Article N° 7773

RUPTURES DE STOCK

Ruptures de stock de médicaments : le revers de la mondialisation

Abderrahim Derraji - 25 février 2024 22:07
Depuis quelques années, les patients français ont dû faire face à des pénuries récurrentes de médicaments essentiels, une situation préoccupante aussi bien pour les professionnels de santé que pour les malades. Que ce soit l'amoxicilline, les traitements anticancéreux ou l'insuline, près de 5.000 médicaments ont été signalés en rupture ou risque de rupture en 2023 par l'Agence nationale de sécurité du médicament et des produits de santé (ANSM), un chiffre en constante augmentation par rapport aux années précédentes.
Face à cette situation préoccupante, le gouvernement français a dévoilé une nouvelle feuille de route pour la période 2024-2027, visant à lutter contre les pénuries de médicaments.
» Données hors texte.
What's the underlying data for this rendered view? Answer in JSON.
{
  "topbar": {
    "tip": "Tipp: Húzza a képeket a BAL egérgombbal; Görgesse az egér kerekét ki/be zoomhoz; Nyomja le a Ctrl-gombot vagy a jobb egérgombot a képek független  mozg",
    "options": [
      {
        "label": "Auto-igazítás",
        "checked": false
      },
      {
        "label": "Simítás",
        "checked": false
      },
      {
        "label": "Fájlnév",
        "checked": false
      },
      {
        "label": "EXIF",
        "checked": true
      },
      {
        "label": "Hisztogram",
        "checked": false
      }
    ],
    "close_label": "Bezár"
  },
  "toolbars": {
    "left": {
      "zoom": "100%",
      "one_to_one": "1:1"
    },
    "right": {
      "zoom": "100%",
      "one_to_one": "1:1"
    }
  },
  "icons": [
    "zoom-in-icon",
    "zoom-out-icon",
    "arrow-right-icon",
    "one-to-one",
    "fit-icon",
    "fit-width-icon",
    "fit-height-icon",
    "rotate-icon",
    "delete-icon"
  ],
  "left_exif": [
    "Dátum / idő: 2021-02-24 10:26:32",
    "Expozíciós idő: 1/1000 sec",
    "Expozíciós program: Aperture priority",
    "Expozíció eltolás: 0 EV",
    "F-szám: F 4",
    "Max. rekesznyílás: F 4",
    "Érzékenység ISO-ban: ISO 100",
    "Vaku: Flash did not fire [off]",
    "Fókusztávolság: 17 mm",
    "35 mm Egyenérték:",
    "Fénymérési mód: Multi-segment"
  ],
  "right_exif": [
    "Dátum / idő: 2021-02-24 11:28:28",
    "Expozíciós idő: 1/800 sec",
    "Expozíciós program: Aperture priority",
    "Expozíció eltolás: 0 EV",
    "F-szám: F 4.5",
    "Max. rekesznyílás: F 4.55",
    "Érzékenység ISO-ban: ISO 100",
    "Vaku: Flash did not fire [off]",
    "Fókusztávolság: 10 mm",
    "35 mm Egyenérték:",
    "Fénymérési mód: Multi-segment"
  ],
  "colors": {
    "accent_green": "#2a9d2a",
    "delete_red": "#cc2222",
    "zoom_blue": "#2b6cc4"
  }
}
Cette stratégie comprend plusieurs mesures clés telles que la surveillance renforcée des 450 médicaments essentiels, la relocalisation de la production de la matière première sur le territoire français et une meilleure information des patients.
 
Trois ministres sont à la tête de cette initiative : le ministre du Travail, de la santé et des solidarités, le ministre délégué chargé de l'Industrie et de l'énergie et le ministre délégué chargé de la Santé et de la prévention. L'objectif principal est de garantir la disponibilité des médicaments à long terme et de renforcer la souveraineté industrielle du pays.
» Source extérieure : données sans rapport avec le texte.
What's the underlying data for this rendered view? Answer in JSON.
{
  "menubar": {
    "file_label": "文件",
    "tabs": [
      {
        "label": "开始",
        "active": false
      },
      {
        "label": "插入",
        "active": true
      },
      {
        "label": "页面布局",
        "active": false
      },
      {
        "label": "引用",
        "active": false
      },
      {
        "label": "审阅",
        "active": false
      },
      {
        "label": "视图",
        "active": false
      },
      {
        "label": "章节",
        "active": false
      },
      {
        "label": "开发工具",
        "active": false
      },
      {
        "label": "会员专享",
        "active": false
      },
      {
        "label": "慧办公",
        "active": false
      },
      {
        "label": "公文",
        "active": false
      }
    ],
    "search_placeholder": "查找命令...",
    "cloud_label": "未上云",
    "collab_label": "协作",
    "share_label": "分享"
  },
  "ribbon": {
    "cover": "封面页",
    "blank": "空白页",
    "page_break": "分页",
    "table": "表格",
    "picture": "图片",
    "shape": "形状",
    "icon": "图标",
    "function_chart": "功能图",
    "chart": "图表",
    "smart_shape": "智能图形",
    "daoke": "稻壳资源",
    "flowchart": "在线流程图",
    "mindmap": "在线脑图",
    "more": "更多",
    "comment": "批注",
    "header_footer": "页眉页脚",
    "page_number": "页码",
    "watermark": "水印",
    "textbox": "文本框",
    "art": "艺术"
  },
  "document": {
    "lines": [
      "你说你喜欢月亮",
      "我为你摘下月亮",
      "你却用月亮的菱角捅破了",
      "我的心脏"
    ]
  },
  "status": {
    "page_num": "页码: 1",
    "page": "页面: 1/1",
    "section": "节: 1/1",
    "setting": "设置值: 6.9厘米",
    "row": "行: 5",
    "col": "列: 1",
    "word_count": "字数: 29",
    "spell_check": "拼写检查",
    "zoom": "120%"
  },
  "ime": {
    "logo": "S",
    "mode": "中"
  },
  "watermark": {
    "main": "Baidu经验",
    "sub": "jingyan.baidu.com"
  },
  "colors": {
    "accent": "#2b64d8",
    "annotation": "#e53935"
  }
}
La première étape consiste à surveiller de près les médicaments essentiels, en mettant à jour une liste annuelle des produits en tension. En parallèle, le gouvernement s'engage à relocaliser la production de certaines molécules sur le territoire français, une mesure qui devrait être concrétisée dans les mois à venir.
 
Une attention particulière est également portée sur l'information des patients et des médecins. Des campagnes de sensibilisation seront menées pour promouvoir une utilisation maîtrisée des médicaments, notamment des antibiotiques, afin de réduire le gaspillage. De plus, les médecins auront accès à des bases de données actualisées sur la disponibilité des médicaments.
Enfin, le gouvernement souhaite améliorer l'accessibilité des médicaments en encourageant les pharmacies à passer par des grossistes dans 80% des cas, simplifiant ainsi la gestion des stocks.
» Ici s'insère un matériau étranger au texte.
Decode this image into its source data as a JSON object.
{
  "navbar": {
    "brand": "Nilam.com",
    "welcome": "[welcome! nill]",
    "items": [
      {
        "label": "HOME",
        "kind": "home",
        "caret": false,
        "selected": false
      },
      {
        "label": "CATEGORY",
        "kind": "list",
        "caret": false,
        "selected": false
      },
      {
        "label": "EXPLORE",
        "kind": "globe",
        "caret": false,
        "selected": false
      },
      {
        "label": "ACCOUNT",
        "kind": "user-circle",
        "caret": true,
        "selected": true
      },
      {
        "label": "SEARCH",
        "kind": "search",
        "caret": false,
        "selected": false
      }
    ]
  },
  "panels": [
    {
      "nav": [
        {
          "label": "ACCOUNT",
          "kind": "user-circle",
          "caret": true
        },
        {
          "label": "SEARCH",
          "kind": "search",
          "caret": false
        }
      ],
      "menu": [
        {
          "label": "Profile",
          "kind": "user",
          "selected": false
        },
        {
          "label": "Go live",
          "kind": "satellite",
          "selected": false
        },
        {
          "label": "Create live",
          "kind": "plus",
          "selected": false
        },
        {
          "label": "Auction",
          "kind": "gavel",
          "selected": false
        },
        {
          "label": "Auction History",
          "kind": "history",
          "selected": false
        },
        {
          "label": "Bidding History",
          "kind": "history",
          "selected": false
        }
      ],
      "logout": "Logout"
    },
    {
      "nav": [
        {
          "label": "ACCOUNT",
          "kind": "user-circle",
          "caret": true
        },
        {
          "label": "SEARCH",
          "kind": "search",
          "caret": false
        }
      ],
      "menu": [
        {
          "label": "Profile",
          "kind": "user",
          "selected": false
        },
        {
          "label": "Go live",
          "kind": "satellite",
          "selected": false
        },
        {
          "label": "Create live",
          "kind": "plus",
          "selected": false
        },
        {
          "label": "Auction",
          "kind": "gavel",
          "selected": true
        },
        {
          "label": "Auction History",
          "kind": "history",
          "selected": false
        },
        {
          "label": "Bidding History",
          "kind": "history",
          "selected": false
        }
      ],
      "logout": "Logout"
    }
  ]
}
Malgré ces annonces, certains observateurs restent sceptiques quant à l'efficacité réelle de ces mesures. L'Observatoire Transparence Médicaments a notamment qualifié cette feuille de route de simple «effet d'annonce», soulignant le manque de changement concret dans la gestion des pénuries de médicaments.
 
La nouvelle feuille de route du gouvernement français contre les ruptures de stock de médicaments se veut ambitieuse, mais sa mise en œuvre effective risque d'être compliquée. Seule une évaluation de son impact réel sur la disponibilité des médicaments essentiels pour les Français nous permettra de savoir si les mesures adoptées ont été efficaces ou pas.
 
À l'instar des autres pays, le Maroc n'échappe pas aux tensions d'approvisionnement et aux ruptures de stock. L'entrée en vigueur de la Loi de Finances 2024, qui exonère de TVA tous les médicaments précédemment soumis à un taux de 7%, a exacerbé la situation. Ces perturbations, dues à l'exonération de la TVA, devraient probablement se dissiper d'ici l'été prochain. Néanmoins, il est indéniable que des efforts supplémentaires sont nécessaires pour réduire la dépendance à l'égard de l'étranger, notamment pour les médicaments essentiels. De plus, il est impératif d'informer de manière adéquate les professionnels de santé sur la disponibilité des médicaments, ainsi que de permettre aux pharmaciens de substituer les médicaments en rupture de stock ou en tension d'approvisionnement par leurs équivalents génériques.